# Silly question - how do you pronounce LACO?



## ecunited (Jul 22, 2009)

Lack Oh?

Lake Oh?

Lock Oh?

El Eh See Oh?

Something else?


----------



## notwet (Feb 8, 2006)

I say Lark-oh.


----------



## LACO - Pfeiffer (Apr 30, 2009)

ecunited said:


> Lack Oh?
> 
> Lake Oh?
> 
> ...


Please pronounce "Lakoh".


----------



## Erik_H (Oct 23, 2006)

LACO - Pfeiffer said:


> Please pronounce "Lakoh".


Just to be specific on the 'la' part and avoid any '_lay_' sounds:
'La' as in '*la*rge'
'co' as in '*co*mpany'


----------



## ecunited (Jul 22, 2009)

Erik_H said:


> Just to be specific on the 'la' part and avoid any '_lay_' sounds:
> 'La' as in '*la*rge'
> 'co' as in '*co*mpany'


Apologies for being obtuse - I'm still not quite sure which pronunciation is correct (besides it NOT being "Lay Co").

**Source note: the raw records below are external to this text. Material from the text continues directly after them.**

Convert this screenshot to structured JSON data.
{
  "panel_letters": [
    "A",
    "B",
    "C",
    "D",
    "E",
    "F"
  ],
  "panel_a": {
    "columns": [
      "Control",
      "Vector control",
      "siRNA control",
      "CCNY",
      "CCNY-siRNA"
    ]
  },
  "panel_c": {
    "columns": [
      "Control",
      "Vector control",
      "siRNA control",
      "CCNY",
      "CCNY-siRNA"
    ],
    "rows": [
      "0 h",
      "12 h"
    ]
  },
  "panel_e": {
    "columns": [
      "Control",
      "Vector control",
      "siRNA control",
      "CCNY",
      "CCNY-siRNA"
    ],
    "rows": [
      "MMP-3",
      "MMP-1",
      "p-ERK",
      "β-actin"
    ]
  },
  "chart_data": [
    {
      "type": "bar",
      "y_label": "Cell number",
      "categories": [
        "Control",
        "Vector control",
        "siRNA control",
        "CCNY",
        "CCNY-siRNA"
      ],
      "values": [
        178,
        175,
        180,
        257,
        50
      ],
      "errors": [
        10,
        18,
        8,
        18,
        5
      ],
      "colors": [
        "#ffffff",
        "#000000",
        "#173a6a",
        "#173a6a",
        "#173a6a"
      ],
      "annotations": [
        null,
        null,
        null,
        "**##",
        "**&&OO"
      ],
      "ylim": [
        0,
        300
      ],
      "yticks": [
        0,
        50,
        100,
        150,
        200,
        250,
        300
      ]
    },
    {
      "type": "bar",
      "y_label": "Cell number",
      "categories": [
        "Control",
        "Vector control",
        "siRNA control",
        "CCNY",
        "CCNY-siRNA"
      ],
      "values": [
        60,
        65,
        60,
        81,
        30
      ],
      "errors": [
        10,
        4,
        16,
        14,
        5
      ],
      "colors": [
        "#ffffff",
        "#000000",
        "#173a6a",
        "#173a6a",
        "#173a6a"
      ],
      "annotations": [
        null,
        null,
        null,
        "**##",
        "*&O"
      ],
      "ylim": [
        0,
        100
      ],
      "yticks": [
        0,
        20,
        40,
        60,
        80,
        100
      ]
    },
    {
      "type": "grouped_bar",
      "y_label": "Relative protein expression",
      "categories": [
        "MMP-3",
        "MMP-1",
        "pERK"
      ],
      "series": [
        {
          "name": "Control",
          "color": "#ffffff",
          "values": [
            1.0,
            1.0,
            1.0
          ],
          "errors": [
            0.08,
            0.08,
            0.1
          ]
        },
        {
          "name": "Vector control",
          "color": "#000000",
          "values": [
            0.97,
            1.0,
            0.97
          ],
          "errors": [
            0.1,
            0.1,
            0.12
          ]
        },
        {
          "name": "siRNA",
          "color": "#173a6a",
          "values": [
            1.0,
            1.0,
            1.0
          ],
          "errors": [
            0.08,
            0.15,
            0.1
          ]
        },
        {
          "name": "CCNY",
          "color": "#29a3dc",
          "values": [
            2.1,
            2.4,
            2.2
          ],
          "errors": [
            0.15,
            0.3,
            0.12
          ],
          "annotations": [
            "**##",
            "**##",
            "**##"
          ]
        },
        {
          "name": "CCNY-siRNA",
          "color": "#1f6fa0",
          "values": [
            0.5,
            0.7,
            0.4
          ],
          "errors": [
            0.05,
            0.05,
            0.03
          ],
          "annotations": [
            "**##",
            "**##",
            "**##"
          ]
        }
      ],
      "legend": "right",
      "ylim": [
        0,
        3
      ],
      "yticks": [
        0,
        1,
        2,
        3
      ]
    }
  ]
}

Does LACO rhyme with Taco or Wacko?


----------



## Erik_H (Oct 23, 2006)

Taco, the edible ones.


----------



## ecunited (Jul 22, 2009)

Erik_H said:


> Taco, the edible ones.


Thanks! And thanks for distinguishing the variety of tacos being referenced.


----------



## fachiro1 (Jan 24, 2007)

El Polo Loco!!!!


----------



## HertogJanNL (May 9, 2009)

Personally, I'd like to see you guys pronounce 'Lacher' :-d


----------



## bigvatch (Sep 25, 2007)

HertogJanNL said:


> Personally, I'd like to see you guys pronounce 'Lacher' :-d


Just guessing...maybe a German would pronounce the "la-" like lottery and the "cher" with a light or silent r ? Like a native German would pronounce German "jeman":-s


----------



## titov (Sep 7, 2009)

I think its "la" with an "a" as in "auto" and "her" as in her. So "la-her",


----------



## CMSgt Bo (Feb 12, 2006)

ecunited said:


> Apologies for being obtuse - I'm still not quite sure which pronunciation is correct (besides it NOT being "Lay Co").
> 
> Does LACO rhyme with Taco or Wacko?


My first wife was from New England and she pronounced Taco like Wacko...sort of like Tack-o. :-d

I think Lacher is pronounced Locker.


----------



## HertogJanNL (May 9, 2009)

The problem isn't the 'a', but the 'ch'. It has a soft sound to it, nowhere near 'ck'. I have no clue how to write it in phonetic English.


----------



## Dado (Sep 23, 2008)

ecunited said:


> Thanks! And thanks for distinguishing the variety of tacos being referenced.


hahaha


----------